He sees the towers rise into the sky and wonders if he was once a god or a king or a man with two gold dollars to rub together. In a life before life, was he locked in his sar-
coughing as a bus rolls by and he inhales the stale gasoline air and wonders whether–
there was once a gold top atop the grand pyramid; now there is only stone. We stand amongst wonders of stone and steel, and marvel at the delicate tyranny of the open sky. In times of old we stand clad in gold and we wondered whether–
there’s a Cairo, Illinois, where the Mississippi carves its way between three States. There’s a Cairo, Georgia, just north of Calvary. Their pyramids are nothing but memory, their Niles are dressed –regal– in tarmac and stone. The men of Cairo sleep fitfully, dreaming of temples that rise up in defiance of an empty sky; they wake amongst TV dishes and cell towers, and choke their way to work along roads that wrap around the land.

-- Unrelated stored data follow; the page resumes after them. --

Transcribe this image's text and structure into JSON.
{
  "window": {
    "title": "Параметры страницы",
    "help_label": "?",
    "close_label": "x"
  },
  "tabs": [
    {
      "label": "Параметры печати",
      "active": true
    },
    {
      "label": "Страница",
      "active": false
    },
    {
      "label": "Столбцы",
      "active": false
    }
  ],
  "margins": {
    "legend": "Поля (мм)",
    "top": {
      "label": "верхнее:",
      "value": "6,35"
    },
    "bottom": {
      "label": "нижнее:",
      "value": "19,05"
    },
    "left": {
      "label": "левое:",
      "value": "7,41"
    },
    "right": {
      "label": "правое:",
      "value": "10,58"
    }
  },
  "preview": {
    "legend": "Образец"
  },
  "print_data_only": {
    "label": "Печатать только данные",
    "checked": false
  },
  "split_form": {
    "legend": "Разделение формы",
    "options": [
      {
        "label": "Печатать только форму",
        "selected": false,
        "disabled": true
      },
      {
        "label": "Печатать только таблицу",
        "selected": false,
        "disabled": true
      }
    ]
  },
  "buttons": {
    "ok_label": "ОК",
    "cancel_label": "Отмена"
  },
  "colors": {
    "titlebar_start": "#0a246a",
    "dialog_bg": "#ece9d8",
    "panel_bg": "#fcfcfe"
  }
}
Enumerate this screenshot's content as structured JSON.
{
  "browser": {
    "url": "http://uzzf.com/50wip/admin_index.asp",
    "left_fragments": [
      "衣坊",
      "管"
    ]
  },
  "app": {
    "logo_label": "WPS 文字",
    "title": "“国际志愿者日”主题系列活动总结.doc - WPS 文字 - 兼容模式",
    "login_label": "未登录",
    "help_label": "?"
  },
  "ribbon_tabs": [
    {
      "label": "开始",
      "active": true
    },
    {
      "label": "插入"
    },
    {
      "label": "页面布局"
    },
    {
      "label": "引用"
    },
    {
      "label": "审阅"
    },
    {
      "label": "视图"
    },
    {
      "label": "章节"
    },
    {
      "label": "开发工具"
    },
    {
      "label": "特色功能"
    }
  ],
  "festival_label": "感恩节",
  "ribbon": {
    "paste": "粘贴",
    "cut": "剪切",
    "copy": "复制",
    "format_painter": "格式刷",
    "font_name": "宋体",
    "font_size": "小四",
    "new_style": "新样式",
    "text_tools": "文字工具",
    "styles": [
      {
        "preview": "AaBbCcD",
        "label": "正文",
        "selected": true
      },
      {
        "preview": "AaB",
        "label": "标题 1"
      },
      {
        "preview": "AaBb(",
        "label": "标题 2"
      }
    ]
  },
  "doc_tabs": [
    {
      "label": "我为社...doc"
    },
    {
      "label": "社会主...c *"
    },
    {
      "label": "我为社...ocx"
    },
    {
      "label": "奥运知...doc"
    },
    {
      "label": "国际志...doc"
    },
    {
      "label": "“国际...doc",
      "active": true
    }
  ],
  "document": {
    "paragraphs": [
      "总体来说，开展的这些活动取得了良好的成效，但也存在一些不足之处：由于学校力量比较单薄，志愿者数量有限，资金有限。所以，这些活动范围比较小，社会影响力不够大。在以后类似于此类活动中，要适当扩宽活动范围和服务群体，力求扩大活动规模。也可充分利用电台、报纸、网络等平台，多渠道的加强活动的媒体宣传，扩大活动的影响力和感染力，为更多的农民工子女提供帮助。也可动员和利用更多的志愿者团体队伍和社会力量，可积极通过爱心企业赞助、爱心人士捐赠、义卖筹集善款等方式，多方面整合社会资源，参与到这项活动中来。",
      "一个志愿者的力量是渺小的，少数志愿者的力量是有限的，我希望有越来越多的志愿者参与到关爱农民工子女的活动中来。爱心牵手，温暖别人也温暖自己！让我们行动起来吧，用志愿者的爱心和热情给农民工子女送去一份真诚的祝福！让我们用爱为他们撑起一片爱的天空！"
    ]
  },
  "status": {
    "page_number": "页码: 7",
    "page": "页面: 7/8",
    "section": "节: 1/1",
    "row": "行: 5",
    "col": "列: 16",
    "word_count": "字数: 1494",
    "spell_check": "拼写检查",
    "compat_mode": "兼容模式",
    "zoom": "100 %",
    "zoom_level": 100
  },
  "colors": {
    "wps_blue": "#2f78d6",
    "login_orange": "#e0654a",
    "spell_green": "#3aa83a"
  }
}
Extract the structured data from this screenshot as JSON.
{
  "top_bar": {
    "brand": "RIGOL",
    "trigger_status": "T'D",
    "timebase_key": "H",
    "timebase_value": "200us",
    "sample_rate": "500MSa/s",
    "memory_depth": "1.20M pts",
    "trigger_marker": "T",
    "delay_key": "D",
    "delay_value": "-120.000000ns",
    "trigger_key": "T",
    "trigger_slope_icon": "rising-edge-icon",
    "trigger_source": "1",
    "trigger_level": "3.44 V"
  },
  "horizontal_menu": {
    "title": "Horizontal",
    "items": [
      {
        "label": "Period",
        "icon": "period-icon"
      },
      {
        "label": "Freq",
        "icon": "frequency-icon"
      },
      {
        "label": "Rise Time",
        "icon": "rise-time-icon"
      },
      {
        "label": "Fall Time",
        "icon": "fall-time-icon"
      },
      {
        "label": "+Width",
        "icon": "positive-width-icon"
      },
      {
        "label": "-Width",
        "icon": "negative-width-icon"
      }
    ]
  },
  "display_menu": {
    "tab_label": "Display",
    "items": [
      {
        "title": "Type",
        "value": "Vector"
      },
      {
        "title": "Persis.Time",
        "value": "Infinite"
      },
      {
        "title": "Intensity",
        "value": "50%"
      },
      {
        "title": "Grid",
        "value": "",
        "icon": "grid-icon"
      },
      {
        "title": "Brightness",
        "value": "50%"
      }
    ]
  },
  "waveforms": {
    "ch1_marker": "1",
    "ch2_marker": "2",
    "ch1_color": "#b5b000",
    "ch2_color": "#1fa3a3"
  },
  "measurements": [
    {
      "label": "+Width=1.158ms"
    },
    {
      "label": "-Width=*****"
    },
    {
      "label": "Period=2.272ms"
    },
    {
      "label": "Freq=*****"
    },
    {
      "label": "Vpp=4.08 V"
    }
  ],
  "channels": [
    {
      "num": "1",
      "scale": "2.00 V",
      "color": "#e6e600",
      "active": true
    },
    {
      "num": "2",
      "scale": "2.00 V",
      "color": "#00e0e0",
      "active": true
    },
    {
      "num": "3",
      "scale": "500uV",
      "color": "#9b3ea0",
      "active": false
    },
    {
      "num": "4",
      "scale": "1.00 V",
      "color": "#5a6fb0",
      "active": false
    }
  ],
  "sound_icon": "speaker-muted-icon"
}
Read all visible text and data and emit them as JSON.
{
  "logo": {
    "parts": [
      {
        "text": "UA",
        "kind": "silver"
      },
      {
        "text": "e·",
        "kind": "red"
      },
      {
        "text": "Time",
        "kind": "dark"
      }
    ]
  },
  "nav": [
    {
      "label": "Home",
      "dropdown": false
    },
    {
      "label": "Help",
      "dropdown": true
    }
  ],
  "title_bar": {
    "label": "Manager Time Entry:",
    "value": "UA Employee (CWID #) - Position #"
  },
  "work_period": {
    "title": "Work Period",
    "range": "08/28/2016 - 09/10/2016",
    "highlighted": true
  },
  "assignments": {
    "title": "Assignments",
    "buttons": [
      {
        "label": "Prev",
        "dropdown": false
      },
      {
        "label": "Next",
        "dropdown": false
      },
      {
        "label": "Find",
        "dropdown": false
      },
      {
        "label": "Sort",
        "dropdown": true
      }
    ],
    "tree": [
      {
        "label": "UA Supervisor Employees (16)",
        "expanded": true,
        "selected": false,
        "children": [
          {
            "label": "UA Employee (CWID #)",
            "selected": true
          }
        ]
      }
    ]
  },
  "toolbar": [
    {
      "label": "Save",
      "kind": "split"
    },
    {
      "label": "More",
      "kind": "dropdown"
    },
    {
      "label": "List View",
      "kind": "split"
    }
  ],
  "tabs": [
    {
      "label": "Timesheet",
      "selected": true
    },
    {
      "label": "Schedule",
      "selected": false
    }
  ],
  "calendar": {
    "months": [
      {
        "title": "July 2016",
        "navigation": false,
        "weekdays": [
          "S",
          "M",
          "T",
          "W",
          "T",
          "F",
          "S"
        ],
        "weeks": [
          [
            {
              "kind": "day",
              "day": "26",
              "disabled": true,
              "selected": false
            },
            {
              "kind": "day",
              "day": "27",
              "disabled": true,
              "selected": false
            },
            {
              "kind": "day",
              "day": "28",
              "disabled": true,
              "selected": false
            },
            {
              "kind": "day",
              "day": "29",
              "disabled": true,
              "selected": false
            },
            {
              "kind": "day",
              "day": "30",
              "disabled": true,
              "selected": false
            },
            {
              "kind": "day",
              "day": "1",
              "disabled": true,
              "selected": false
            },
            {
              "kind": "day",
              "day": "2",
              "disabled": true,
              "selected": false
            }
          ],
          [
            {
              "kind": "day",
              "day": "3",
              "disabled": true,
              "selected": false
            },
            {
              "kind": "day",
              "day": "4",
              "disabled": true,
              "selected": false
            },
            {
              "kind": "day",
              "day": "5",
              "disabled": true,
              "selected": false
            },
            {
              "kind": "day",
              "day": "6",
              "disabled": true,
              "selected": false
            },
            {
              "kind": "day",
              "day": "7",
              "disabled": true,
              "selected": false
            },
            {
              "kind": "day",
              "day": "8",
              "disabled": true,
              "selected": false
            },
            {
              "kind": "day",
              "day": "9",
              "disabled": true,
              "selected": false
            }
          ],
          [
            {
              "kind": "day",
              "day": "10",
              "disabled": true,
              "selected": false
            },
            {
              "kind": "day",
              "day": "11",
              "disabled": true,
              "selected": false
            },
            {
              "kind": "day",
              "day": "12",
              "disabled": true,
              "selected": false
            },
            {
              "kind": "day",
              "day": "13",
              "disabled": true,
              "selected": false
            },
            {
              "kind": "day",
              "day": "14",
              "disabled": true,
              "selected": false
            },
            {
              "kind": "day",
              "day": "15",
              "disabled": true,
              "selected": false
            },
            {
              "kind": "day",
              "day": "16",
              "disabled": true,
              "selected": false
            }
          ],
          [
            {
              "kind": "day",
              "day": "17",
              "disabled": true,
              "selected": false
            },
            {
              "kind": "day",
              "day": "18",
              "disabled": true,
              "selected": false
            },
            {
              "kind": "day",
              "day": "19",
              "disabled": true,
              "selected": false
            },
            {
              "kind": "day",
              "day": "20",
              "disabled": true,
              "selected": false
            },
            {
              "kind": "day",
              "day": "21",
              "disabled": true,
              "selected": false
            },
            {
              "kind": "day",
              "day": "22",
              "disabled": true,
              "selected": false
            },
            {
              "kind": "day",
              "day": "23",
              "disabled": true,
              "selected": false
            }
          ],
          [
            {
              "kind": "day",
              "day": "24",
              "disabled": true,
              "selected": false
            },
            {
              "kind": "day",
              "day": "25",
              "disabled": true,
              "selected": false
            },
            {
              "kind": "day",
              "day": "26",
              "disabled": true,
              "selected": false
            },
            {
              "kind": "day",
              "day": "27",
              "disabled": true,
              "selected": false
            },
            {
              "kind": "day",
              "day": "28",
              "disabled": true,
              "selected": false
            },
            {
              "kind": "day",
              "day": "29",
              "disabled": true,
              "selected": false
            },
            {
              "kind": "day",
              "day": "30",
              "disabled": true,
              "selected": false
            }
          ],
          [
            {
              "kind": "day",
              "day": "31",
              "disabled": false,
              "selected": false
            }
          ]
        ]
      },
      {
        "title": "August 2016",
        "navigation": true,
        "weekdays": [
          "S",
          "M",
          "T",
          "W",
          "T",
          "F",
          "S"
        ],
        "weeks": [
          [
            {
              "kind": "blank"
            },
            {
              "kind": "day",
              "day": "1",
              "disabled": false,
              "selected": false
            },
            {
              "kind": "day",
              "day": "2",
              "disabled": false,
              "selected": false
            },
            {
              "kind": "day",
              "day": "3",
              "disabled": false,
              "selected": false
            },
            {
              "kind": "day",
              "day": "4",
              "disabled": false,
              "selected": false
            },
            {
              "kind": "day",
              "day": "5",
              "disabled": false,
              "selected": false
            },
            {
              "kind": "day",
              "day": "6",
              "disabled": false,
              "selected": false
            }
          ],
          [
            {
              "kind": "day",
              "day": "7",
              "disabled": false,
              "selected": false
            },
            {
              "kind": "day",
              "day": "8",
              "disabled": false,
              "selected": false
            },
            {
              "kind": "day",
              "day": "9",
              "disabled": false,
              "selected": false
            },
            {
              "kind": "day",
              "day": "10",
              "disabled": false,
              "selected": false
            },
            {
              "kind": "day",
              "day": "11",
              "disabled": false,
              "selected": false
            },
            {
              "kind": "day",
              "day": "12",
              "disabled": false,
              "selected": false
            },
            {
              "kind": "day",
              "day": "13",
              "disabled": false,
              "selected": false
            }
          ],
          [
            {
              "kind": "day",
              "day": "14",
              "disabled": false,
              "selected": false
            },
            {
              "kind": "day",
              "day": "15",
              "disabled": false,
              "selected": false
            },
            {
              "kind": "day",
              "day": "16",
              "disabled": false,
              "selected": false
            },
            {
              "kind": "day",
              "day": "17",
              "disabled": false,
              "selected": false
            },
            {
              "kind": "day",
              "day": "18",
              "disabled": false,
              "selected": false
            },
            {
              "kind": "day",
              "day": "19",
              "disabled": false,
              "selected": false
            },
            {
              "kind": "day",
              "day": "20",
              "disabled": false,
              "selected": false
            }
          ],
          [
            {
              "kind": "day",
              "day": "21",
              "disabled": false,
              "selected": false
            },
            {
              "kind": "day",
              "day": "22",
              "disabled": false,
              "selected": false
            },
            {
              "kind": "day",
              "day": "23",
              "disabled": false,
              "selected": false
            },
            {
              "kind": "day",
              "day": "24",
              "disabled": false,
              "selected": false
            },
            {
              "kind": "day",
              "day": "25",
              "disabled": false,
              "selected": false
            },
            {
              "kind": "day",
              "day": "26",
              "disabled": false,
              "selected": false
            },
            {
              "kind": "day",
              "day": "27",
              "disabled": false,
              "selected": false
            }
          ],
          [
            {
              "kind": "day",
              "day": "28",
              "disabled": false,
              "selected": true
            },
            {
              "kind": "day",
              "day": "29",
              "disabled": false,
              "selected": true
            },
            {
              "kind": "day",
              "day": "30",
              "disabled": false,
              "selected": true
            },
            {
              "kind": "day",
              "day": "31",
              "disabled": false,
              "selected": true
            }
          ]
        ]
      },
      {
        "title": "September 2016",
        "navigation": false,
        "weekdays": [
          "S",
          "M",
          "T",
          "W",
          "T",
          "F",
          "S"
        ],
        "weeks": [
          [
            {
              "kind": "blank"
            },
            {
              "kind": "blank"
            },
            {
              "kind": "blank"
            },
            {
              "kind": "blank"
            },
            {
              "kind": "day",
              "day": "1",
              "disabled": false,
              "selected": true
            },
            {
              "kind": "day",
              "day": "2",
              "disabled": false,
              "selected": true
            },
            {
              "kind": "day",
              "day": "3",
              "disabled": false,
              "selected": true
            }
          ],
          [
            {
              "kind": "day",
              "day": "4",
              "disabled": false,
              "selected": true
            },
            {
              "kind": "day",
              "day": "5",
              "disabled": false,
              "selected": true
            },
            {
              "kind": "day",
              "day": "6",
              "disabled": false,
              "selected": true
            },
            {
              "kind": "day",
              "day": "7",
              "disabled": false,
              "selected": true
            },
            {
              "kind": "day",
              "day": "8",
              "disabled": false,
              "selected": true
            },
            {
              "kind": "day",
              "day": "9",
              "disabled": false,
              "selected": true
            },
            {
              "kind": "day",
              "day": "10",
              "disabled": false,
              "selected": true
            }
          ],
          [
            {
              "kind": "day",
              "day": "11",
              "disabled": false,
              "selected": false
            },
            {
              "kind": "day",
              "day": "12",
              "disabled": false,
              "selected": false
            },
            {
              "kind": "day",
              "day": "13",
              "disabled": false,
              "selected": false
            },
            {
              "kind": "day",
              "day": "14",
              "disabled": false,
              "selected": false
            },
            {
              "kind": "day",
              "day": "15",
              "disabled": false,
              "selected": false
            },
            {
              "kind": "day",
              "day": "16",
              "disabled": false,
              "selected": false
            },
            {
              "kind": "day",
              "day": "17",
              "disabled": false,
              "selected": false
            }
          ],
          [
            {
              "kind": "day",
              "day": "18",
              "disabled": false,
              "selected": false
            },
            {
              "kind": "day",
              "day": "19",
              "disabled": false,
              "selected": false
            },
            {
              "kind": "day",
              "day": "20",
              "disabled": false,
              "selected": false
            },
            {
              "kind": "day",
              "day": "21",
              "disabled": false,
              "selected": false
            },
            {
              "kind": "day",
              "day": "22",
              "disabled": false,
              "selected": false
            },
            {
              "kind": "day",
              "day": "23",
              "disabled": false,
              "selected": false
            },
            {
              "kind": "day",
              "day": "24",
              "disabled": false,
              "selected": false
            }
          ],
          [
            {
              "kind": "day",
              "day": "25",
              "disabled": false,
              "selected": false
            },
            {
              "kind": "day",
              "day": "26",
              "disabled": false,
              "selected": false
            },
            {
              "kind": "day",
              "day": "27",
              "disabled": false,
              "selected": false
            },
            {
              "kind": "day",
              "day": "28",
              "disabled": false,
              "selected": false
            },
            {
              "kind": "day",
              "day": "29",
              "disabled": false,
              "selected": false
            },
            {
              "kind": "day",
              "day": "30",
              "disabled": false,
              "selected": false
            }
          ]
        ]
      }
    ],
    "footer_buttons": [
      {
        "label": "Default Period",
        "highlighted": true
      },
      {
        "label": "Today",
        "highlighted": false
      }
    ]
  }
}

Where is Moloch now? We can see him no more than fish can see the sea. His teeth are chrome and glass, his heart beats with the brittle tick of a monstrous clock. His eyes are LCDs that hum and glow in the dead of night. Moloch, eater of children; taker of teeth; salesman of dreams. We sit in tombs of gold and wonder whether–
a man sleeps on the street with his old coat wrapped around him, and dreams of a life he never lived. In Cairo in Cairo in Cairo men work until their hands break while the pharaoh sits in silence, in robes of gold.
On the river, on the interstate, in the valley of kings, the gods are silent.